Feb 21 2010
What’s Your Brand’s “Animating Idea”?
On a recent business trip I picked up the latest Car and Driver magazine to get my monthly car guy fix. I usually don’t read the editorials in any of these car mags because they tend to say the same tedious things.Typically that includes a memoir of driving the newest Lamborghini on the Autostrada, or a rant against the US Government for this new regulation or that.
I was more bored than usual on this trip and started to read the lead editorial by Car and Driver Editor Eddie Alterman in the March issue. Lo and behold, I was amazed to read what ended up being Mr. Alterman’s master’s class write up on what it takes to be a true brand.
Alterman’s epic brand commentary focused on Lexus, the 20 year old luxury division of that little Japanese company called Toyota (which loyal readers of this blog know has become a bit of an obsession for me of late). The editorial discussed the new Lexus LFA "supercoupe," a $350K carbon fiber hunk of automotive awesomeness. Alterman drily noted that this Lexus show car looked like "somebody’s old Supra that crashed into a JC Whitney parts warehouse." Double ouch!! Mr. Toyoda (Toyota’s CEO) probably hated that put-down even worse than having to testify before Congress (well, almost).
But, what the editorial really was zeroing in on was the entire measure of what makes a great car company — and, by definition and association, a great car brand.
Alterman noted that "the real answer to the queston of Lexus’s product convictions is that it has none (ouch, again!). It’s a fine mimic, but there’s no dynamic cohesion among its cars."

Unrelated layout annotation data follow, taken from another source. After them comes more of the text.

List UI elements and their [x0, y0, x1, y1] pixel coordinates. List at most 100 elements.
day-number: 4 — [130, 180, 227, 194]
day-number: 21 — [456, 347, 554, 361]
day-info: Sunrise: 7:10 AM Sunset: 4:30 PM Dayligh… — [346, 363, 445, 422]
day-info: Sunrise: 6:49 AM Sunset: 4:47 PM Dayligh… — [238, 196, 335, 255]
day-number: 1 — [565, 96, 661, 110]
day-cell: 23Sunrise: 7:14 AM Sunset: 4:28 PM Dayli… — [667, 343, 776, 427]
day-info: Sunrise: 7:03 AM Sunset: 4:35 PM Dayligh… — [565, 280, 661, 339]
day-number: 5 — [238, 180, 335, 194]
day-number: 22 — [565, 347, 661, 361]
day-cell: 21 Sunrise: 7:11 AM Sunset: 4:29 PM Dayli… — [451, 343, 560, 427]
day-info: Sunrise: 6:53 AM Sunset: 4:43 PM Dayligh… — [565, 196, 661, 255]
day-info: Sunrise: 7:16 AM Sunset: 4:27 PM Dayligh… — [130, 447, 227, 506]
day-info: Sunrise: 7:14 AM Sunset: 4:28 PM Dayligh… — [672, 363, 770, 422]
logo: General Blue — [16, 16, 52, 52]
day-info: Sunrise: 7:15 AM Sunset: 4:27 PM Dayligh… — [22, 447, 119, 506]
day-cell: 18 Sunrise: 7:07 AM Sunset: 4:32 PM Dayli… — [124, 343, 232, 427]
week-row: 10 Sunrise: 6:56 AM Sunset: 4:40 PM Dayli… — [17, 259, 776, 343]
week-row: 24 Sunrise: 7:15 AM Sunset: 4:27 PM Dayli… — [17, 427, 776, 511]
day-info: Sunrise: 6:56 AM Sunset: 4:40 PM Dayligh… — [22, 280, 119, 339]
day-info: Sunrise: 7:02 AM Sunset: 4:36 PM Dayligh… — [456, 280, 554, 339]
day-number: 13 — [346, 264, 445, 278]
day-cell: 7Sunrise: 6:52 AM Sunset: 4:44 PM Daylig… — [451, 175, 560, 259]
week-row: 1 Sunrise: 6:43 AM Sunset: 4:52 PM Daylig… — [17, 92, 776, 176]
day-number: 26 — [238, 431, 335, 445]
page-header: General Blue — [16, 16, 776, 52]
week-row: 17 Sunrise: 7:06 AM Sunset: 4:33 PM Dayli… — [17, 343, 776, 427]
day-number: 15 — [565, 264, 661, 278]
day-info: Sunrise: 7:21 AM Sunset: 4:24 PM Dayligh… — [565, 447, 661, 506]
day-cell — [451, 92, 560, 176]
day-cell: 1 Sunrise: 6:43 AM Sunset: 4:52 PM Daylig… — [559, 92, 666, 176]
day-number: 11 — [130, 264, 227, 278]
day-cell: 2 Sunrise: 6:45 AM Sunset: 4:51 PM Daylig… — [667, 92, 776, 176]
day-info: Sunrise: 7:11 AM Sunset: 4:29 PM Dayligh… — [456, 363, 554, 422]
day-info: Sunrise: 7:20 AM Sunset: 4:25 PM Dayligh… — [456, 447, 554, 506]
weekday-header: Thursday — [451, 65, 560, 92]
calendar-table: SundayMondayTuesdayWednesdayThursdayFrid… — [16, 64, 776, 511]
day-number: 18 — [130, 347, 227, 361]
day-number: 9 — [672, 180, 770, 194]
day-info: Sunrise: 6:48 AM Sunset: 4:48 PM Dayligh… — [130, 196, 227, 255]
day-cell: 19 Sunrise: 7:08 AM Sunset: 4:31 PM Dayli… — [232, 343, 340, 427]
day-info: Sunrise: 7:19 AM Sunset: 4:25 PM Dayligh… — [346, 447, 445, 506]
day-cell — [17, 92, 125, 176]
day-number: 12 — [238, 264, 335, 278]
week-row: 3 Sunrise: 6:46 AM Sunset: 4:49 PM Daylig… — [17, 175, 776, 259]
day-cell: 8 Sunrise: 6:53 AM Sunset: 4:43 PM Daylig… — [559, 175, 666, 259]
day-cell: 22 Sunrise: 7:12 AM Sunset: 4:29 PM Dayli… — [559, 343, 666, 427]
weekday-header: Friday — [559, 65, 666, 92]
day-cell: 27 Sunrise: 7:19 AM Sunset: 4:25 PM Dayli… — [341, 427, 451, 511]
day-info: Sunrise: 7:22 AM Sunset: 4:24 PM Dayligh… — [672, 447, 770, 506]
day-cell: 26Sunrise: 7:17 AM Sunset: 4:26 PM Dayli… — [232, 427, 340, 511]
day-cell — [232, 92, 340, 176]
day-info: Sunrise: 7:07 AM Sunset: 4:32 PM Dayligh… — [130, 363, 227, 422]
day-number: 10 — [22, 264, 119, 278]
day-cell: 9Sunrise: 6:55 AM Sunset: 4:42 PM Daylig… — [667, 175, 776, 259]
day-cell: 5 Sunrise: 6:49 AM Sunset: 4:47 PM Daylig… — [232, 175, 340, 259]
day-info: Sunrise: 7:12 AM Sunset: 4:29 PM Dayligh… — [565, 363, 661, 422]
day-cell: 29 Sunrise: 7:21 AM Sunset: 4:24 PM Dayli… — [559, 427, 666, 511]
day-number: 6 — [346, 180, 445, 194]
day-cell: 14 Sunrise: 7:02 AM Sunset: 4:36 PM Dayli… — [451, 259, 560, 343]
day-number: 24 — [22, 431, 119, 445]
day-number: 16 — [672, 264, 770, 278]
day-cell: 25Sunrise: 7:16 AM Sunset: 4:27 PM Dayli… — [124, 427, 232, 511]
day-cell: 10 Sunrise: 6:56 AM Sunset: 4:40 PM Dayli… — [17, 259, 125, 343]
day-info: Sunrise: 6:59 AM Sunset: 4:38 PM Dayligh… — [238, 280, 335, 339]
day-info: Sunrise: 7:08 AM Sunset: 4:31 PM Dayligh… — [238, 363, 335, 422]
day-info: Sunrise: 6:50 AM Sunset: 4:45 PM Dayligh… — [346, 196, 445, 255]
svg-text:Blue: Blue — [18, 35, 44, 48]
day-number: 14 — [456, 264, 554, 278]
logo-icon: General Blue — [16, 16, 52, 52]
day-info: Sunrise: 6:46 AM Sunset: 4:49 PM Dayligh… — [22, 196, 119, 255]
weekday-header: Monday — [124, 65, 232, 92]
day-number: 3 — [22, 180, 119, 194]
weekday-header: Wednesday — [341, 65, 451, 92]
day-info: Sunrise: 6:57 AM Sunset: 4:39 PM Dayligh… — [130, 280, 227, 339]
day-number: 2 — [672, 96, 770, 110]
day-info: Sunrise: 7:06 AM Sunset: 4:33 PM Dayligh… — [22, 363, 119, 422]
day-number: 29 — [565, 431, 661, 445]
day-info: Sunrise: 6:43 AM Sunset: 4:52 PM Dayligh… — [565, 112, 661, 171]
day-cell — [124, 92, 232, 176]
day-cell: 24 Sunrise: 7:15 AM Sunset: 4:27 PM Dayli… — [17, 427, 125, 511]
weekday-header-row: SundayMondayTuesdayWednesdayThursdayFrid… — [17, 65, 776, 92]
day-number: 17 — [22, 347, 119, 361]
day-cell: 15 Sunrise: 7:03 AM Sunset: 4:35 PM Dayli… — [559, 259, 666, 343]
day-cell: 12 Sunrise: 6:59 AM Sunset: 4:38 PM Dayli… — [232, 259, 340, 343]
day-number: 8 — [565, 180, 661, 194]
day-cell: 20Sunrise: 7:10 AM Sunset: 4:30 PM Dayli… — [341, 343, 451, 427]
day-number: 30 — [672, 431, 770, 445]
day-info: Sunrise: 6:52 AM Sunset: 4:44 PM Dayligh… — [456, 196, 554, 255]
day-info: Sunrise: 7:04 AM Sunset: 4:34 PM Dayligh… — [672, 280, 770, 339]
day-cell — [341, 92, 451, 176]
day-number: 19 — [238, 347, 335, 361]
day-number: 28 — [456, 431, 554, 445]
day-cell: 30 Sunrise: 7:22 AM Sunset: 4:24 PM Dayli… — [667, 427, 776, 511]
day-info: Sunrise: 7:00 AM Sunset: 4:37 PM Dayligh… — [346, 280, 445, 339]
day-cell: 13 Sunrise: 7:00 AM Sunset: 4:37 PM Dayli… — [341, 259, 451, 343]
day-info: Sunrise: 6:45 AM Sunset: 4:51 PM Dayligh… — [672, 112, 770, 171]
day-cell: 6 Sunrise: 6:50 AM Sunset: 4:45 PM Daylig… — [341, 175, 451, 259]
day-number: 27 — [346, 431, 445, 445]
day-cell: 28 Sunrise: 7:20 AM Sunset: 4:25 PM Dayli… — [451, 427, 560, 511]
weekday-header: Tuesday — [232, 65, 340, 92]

I could not have said it better myself. In fact, I have been saying pretty much the same thing for the 20 years that Lexus has been selling its cars. Lexus is singularly a brand without a soul or personality. It is wildly successful because it sells what many perceive to the be pinnacle of quality and technical innovation. To me it has always just been a very expensive Toyota with a much better buying experience (more than anything, the Lexus brand is about that total ownership experience, not really the cars themselves).
Now, this is when the C&D editor really shows his brand chops. He comments: "A business, especially a luxury-car business, should stand for something more than just best practices and profit taking. A great car company needs its own animating idea, expressed through the entire product line — a spirit that holds the enterprise together. Even the BMW X6 has a little 2002 in it."
(For those non-car buffs and non-BMW enthusiasts out there, the 2002 is to BMW what the original Bug was to VW and the Model A and Mustang were to Ford — it was the car that set the template for the BMW brand all the way back in the 70s. BMW lives up to that sporty, fun, aggressively simple 2002 model even to this day.)
Alterman finally has this to say about Toyota’s hot new sports car and the company’s brand management prowess (or lack thereof). "It better stop trying to be all things to all people. It better figure out what it wants to be."
Great advice to all of us. As you figure out your brand (for your company, your organization, your service, or yourself), you need to always ask:
- What is the "animating idea" that will hold your enterprise together?
- What do you really want to stand for?
I am in total agreement with Mr. Alterman. The truly great enterprises always have a bigger purpose to them that is so much more than just making money or, heaven forbid, "maximizing shareholder value."
The great brands don’t try to be all things to all people. Strategy is about making choices, not just doing everything and hoping something works. Have you chosen what your brand promise should and will be? And then have you oriented everything in your company around that promise, and then stood by it through upturns and downturns, too?
Great advice is where you find it. From a branding perspective, you can’t do much better than Eddie Alterman’s editorial in the recent Car and Driver.